Earlier this summer, when McDonald’s began discussing its now defunct plan to build a store on the southeast corner of Hillside and Washington, several council members wondered aloud whether it would make sense to extend the Riverwalk south of Hillside. The commission discussed the concept at a recent meeting and concluded there’s merit to taking the Riverwalk to Martin Avenue.

“It’s safe to say McDonald’s was the catalyst for those discussions,” Riverwalk Administrator Jan Erickson said. “It got us thinking outside the box a little bit and questioning the previous thoughts about the boundaries.”

Extending the Riverwalk, she said, would provide a connection to the downtown from the Edward Hospital campus, the DuPage River bike trail and the private residences in that area. Commission members also believe it would provide an alternative to the carriage walk along Washington Street and a better connection to the Martin Mitchell property.

The commission has no timeline, but Erickson said residents will be polled before the study gets too far.

”Obviously we will poll residents and get the pulse of the community. If there’s no support, I don’t imagine we’ll get very far beyond that point,” she said. “It’s very early in the process, so we don’t have a timeline yet.”

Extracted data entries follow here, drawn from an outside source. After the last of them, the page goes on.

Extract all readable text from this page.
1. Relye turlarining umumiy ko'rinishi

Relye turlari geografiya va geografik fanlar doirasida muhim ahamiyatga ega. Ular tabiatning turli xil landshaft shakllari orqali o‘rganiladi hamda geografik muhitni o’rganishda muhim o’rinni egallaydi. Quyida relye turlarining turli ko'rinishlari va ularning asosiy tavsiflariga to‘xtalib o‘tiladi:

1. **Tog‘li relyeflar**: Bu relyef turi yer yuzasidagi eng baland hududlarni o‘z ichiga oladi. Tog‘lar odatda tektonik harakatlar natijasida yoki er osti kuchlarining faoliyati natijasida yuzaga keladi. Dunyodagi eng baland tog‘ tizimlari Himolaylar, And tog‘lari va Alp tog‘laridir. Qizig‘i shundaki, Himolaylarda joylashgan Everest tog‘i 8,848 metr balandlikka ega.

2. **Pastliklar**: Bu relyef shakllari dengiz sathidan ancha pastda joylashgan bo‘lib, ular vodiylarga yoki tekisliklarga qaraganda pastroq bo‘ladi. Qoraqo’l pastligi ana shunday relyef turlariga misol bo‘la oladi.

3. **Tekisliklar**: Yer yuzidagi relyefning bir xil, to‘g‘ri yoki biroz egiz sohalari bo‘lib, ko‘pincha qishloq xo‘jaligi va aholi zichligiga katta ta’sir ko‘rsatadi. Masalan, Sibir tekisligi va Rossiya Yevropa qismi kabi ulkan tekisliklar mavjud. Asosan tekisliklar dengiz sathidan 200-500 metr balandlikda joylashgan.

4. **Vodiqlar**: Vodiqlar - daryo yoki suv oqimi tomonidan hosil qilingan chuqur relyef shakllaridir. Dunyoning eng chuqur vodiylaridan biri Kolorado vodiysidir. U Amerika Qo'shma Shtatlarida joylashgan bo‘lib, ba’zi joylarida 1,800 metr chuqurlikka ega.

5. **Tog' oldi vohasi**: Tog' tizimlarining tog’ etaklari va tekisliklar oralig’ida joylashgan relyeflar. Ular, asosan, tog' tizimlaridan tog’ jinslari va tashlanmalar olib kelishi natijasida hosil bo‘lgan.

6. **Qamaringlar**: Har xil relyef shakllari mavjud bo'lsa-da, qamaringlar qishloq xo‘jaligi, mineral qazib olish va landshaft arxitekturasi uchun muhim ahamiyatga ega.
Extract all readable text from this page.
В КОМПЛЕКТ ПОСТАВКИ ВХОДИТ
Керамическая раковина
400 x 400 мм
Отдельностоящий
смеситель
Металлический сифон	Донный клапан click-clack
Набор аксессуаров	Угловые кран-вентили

Bill Novak, the city’s director of transportation, engineering and development, said the commission will incur some costs to conduct the study.

“We will have our consultant look at assessing the feasibility and coming up with some cost estimates, but it will be within the Riverwalk’s current budget,” he said.

The plan already has support at the dais, however, with council members excited at the thought.

“I like the idea that we would consider extending the Riverwalk south,” Councilman Robert Fieseler said. “Right now, to get in between the Riverwalk, where it ends at Veterans Park and where it picks up again at the river at Hillside involves going a very torturous path through and around the neighborhood.“

Councilman Grant Wehrli, who is also on the Riverwalk Commission agreed, calling the Riverwalk “the best thing we have going in this city.”

“I think looking at this to Martin Avenue is absolutely the best thing to do,” he said.

The Riverwalk Commission next meets on Nov. 14 to begin planning.